Now, obedience is better than nothing. We shouldn't forsake gathering together. And I'm glad it's laid down as a pretty firm command, because sometimes you need those. But I really, utterly, completely missed the point. I accepted as valid my friend's assertion that you didn't need to go to church. Because I took it as assumed that my salvation was as an individual only. Jesus died for me on the cross, I independently accepted his offer of salvation, and now it was my job to read the Bible and pray (in my own personal quiet time), not sin (thought of in terms of personal morality), and wait around to die so I could go to heaven. Oh, and evangelize others so they could also have their personal relationship with Jesus.
Now here's the deal: I strongly believe all these things still. I should pray to God on my own, read the Bible on my own, and introduce others to Jesus. But the context for these activities shouldn't be "just me and God". It's me as part of God's church, which I desperately need, and which desperately needs me, if it's going to be what God has called it to be. This isn't to say we're like cogs in a machine, interchangeable and of little worth. It's more like being (hey, what do you know?) parts of a body.

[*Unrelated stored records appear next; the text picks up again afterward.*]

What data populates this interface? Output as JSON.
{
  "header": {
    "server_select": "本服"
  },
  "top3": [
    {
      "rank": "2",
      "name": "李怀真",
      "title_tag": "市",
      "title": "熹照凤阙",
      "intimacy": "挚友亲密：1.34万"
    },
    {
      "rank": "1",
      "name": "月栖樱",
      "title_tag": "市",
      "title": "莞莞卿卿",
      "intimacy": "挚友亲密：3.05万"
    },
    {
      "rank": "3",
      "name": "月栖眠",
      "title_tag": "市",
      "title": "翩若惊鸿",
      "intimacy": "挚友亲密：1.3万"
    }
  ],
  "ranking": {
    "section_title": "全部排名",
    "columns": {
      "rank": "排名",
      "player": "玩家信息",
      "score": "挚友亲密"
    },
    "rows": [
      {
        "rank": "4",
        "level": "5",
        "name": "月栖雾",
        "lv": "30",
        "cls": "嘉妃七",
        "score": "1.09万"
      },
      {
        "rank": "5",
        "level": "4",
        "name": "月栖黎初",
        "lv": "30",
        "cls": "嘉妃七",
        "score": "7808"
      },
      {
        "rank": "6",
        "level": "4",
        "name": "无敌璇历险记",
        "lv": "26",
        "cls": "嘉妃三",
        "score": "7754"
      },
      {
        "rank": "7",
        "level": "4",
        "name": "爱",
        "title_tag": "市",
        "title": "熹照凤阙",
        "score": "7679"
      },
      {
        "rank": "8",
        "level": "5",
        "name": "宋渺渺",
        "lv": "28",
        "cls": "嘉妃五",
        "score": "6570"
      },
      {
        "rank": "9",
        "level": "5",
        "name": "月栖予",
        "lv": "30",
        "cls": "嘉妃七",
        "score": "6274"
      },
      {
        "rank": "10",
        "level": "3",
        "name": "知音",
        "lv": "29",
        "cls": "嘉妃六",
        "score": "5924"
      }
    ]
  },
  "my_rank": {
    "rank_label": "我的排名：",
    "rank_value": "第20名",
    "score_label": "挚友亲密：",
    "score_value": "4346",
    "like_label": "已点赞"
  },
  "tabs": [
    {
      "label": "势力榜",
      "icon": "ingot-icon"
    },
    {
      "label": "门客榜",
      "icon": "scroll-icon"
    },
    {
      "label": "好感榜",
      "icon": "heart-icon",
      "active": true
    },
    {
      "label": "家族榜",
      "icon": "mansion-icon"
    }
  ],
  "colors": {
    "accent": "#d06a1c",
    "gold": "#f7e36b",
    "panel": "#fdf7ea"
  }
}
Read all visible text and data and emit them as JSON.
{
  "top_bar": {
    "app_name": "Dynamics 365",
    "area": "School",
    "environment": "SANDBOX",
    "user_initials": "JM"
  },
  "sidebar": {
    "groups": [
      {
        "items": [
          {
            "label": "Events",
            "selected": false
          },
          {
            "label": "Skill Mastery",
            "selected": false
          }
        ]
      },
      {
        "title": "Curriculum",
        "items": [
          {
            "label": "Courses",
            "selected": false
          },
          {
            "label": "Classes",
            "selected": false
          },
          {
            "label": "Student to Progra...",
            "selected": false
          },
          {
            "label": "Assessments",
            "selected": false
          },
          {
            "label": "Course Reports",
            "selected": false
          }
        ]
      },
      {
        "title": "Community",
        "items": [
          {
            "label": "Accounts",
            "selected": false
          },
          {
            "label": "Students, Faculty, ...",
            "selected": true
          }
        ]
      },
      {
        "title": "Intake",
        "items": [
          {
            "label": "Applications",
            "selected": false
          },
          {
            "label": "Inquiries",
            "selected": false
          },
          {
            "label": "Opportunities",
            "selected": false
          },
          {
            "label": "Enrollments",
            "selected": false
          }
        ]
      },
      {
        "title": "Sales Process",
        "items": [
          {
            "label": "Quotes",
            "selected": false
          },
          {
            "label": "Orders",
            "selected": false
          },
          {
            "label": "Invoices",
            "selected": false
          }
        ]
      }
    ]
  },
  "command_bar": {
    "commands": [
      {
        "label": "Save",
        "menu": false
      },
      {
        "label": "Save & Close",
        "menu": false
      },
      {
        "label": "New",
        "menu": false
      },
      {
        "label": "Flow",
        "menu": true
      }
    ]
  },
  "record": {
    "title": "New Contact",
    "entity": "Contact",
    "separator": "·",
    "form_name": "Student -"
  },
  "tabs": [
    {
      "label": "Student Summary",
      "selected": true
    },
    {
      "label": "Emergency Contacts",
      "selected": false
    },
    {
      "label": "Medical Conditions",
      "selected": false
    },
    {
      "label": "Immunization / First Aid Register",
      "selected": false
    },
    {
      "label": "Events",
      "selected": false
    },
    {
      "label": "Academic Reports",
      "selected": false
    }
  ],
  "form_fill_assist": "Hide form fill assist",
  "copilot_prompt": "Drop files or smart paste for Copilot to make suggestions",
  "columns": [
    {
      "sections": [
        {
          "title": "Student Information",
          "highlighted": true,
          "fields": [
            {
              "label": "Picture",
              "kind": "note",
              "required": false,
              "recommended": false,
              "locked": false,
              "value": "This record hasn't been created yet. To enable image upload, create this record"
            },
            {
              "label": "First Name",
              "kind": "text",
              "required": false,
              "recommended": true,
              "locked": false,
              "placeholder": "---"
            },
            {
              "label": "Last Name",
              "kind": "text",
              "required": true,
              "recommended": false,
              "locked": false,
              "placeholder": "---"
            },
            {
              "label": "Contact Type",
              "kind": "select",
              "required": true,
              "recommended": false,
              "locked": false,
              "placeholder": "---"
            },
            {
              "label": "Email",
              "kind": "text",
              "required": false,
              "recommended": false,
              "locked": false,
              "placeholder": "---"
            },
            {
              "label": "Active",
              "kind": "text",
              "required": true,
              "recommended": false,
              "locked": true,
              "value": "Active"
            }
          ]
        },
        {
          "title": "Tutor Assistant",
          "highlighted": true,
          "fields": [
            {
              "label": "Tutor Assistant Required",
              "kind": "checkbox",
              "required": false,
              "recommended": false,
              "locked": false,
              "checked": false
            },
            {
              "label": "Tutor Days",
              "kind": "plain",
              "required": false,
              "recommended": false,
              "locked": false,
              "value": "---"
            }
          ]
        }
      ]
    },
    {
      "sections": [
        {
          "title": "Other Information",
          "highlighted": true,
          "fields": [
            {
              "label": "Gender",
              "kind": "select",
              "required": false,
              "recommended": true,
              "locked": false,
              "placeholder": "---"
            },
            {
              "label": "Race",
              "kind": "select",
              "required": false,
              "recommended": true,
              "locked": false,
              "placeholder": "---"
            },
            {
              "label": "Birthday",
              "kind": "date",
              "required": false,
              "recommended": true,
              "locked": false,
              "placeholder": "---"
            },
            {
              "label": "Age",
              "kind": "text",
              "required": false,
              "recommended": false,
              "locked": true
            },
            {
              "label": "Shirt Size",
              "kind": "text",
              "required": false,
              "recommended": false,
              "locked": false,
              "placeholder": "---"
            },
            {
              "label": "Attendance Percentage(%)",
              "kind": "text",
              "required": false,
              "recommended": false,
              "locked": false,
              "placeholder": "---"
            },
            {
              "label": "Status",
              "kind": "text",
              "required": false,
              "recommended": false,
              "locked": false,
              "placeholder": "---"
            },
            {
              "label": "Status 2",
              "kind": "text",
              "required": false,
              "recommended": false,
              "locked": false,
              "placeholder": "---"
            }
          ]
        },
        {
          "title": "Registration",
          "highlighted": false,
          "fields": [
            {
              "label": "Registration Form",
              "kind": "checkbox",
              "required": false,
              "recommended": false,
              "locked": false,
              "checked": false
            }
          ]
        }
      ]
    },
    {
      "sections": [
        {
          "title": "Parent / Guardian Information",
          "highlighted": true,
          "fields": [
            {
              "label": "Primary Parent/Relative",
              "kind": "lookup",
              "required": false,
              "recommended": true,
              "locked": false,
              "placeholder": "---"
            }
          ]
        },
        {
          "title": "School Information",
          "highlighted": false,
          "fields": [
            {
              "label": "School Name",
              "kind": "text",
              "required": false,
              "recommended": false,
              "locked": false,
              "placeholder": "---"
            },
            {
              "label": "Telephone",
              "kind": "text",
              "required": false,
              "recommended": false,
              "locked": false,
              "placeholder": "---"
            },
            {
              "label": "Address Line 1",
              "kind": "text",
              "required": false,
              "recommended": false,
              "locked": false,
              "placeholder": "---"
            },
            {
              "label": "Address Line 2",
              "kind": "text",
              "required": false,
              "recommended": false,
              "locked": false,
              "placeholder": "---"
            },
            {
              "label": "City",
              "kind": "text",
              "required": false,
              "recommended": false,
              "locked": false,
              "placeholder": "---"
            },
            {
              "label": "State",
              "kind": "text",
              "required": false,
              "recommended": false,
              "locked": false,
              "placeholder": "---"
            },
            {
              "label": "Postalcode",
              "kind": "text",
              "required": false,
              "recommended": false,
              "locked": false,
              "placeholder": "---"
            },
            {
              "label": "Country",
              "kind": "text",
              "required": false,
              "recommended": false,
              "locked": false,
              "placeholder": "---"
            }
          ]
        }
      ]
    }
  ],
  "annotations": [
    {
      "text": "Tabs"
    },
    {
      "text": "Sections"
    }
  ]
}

Of course, the only reason I know that bit about the parts of the body is because of the church I was raised in. So I don't intend to knock it too hard. They practiced the truth about community, even if they didn't teach it (or to be more fair, even if I never learned it there). And the truth is that we learn our faith communally. We are communal creatures--it's how God made us. We are not simply individuals. We are part of a family.